Andreas Röhler <andreas.roehler@easy-emacs.de> writes:
Hmm, current thing-at-point-looking-at might be slow with large
buffers. The slightly modified test should reveal it:
(ert-deftest thing-at-point-looking-at-2 ()
(with-temp-buffer
(insert "1abcd 222abcd")
(dotimes (_ 99999) (insert " asdf "))
(goto-char (point-min))
(search-forward "2ab")
(should (thing-at-point-looking-at "2abcd"))
Yes, in this case, since the loop over looking-at only needs to iterate
twice, so it will be faster.

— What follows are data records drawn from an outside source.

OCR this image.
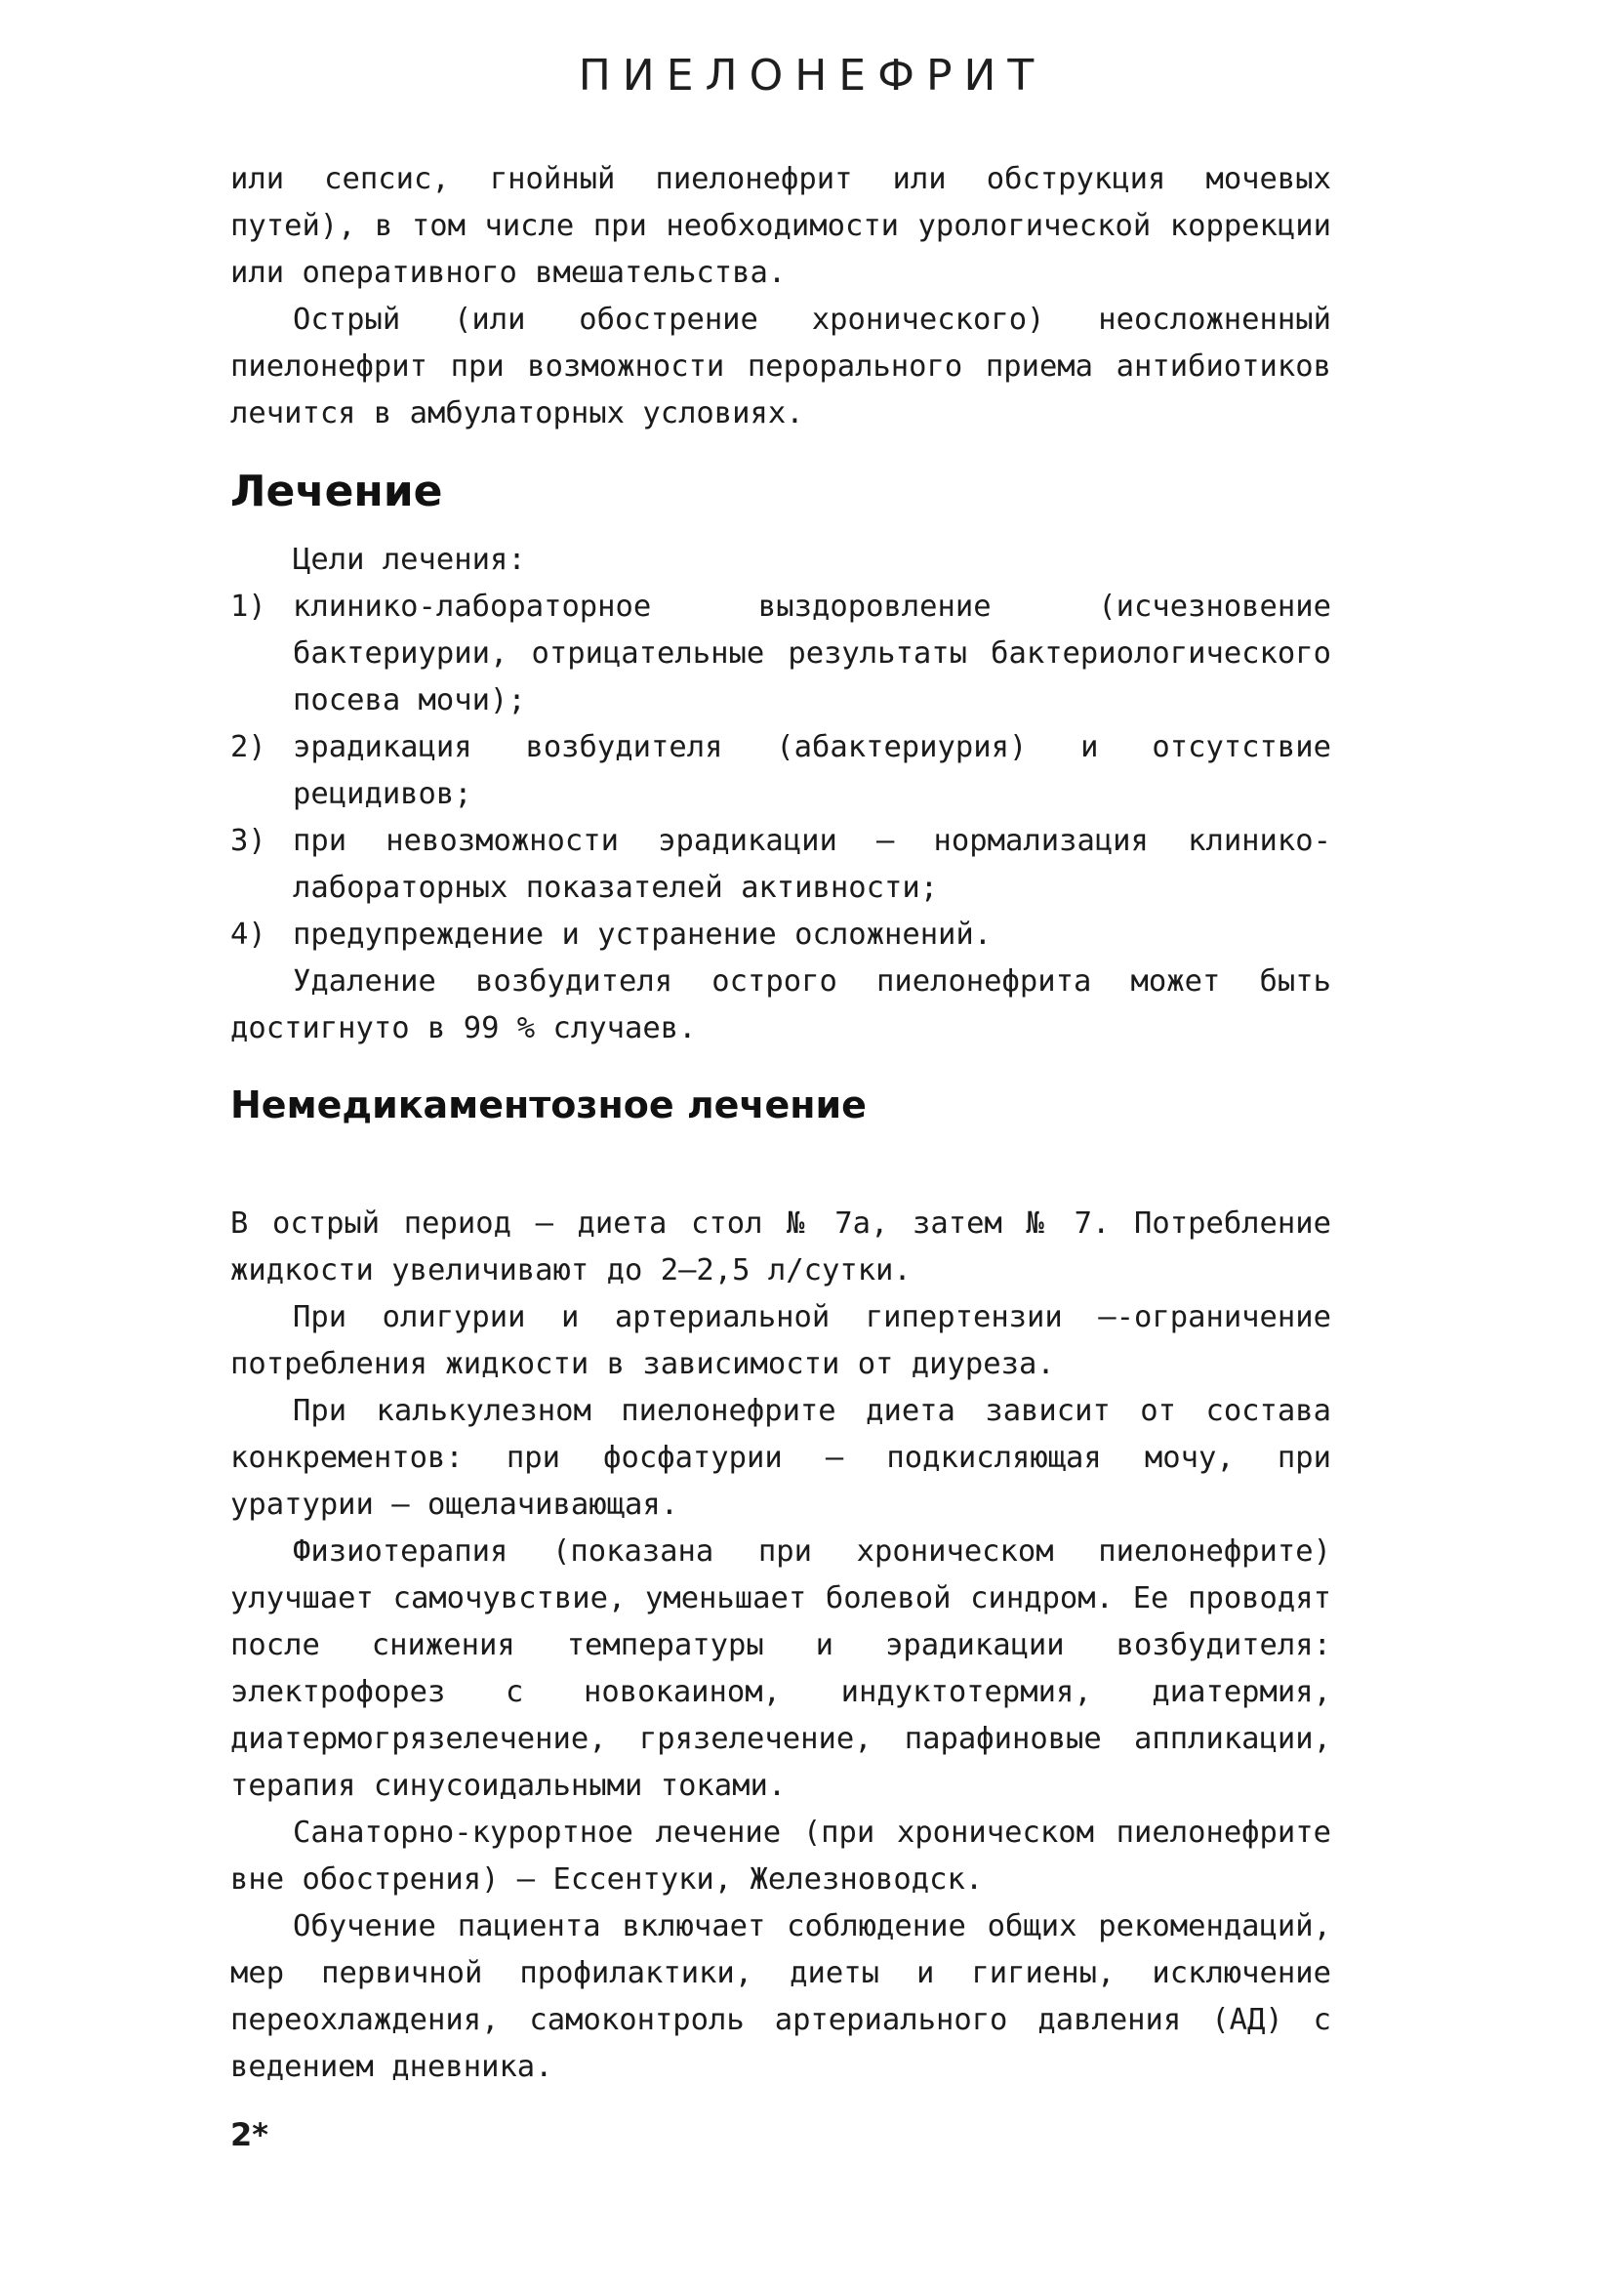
ПИЕЛОНЕФРИТ

или сепсис, гнойный пиелонефрит или обструкция мочевых путей), в том числе при необходимости урологической коррекции или оперативного вмешательства.

Острый (или обострение хронического) неосложненный пиелонефрит при возможности перорального приема антибиотиков лечится в амбулаторных условиях.

Лечение

Цели лечения:

1) клинико-лабораторное выздоровление (исчезновение бактериурии, отрицательные результаты бактериологического посева мочи);
2) эрадикация возбудителя (абактериурия) и отсутствие рецидивов;
3) при невозможности эрадикации — нормализация клинико-лабораторных показателей активности;
4) предупреждение и устранение осложнений.

Удаление возбудителя острого пиелонефрита может быть достигнуто в 99 % случаев.

Немедикаментозное лечение

В острый период — диета стол № 7а, затем № 7. Потребление жидкости увеличивают до 2–2,5 л/сутки.

При олигурии и артериальной гипертензии —-ограничение потребления жидкости в зависимости от диуреза.

При калькулезном пиелонефрите диета зависит от состава конкрементов: при фосфатурии — подкисляющая мочу, при уратурии — ощелачивающая.

Физиотерапия (показана при хроническом пиелонефрите) улучшает самочувствие, уменьшает болевой синдром. Ее проводят после снижения температуры и эрадикации возбудителя: электрофорез с новокаином, индуктотермия, диатермия, диатермогрязелечение, грязелечение, парафиновые аппликации, терапия синусоидальными токами.

Санаторно-курортное лечение (при хроническом пиелонефрите вне обострения) — Ессентуки, Железноводск.

Обучение пациента включает соблюдение общих рекомендаций, мер первичной профилактики, диеты и гигиены, исключение переохлаждения, самоконтроль артериального давления (АД) с ведением дневника.

2*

But what about when there is no match?
E.g.,
(with-temp-buffer
(dotimes (_ 99999) (insert " asdf "))
(goto-char (point-max))
(list :ar-regexp-atpt (benchmark-run (ar-regexp-atpt "foo"))

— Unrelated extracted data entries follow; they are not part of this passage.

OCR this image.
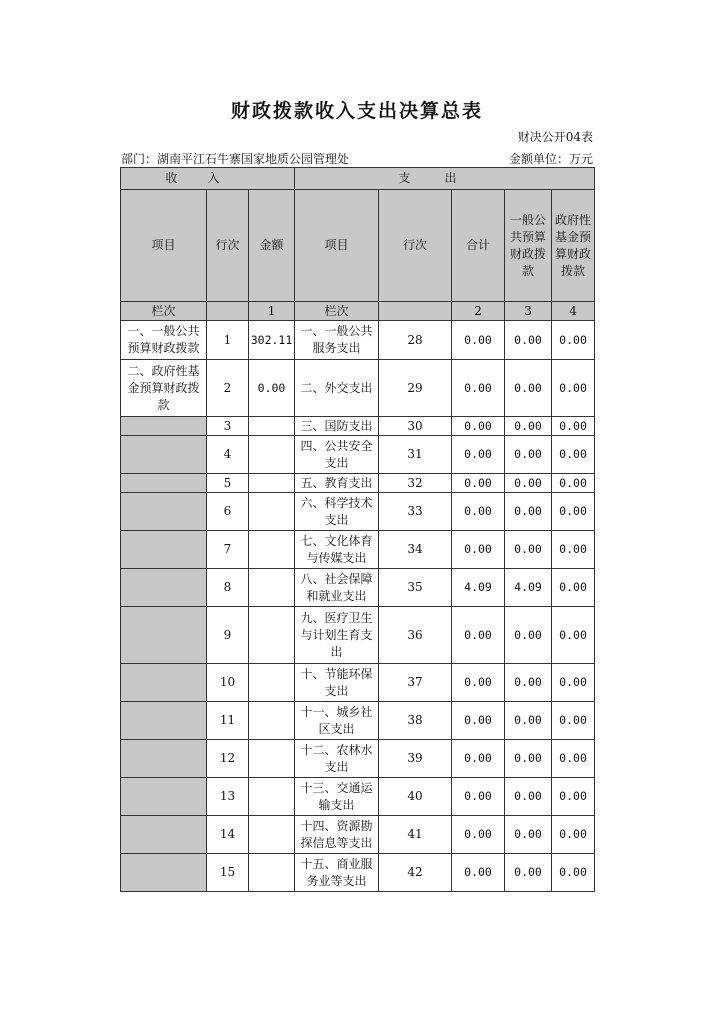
财政拨款收入支出决算总表
财决公开04表
部门：湖南平江石牛寨国家地质公园管理处	金额单位：万元
收入			支出				
项目	行次	金额	项目	行次	合计	一般公共预算财政拨款	政府性基金预算财政拨款
栏次		1	栏次		2	3	4
一、一般公共预算财政拨款	1	302.11	一、一般公共服务支出	28	0.00	0.00	0.00
二、政府性基金预算财政拨款	2	0.00	二、外交支出	29	0.00	0.00	0.00
	3		三、国防支出	30	0.00	0.00	0.00
	4		四、公共安全支出	31	0.00	0.00	0.00
	5		五、教育支出	32	0.00	0.00	0.00
	6		六、科学技术支出	33	0.00	0.00	0.00
	7		七、文化体育与传媒支出	34	0.00	0.00	0.00
	8		八、社会保障和就业支出	35	4.09	4.09	0.00
	9		九、医疗卫生与计划生育支出	36	0.00	0.00	0.00
	10		十、节能环保支出	37	0.00	0.00	0.00
	11		十一、城乡社区支出	38	0.00	0.00	0.00
	12		十二、农林水支出	39	0.00	0.00	0.00
	13		十三、交通运输支出	40	0.00	0.00	0.00
	14		十四、资源勘探信息等支出	41	0.00	0.00	0.00
	15		十五、商业服务业等支出	42	0.00	0.00	0.00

:thing-at-point-looking-at (benchmark-run (thing-at-point-looking-at
"foo"))))
Another fix, as a bug showed up when testing (ar-regexp-atpt "[a-z]+"):
(defun ar-regexp-atpt (regexp)
"Return t if REGEXP matches at or before point, nil otherwise.
Changes match-data"
(save-excursion
(if (looking-at regexp)
(while
(and (not (bobp))
(or (progn (backward-char) (looking-at regexp))
(forward-char 1))))
(while (not (or (bobp) (backward-char) (looking-at regexp))))
(ar-regexp-atpt regexp))
What's this recursive call for? It triggers (error "Lisp nesting
exceeds ‘max-lisp-eval-depth’") in the benchmark above.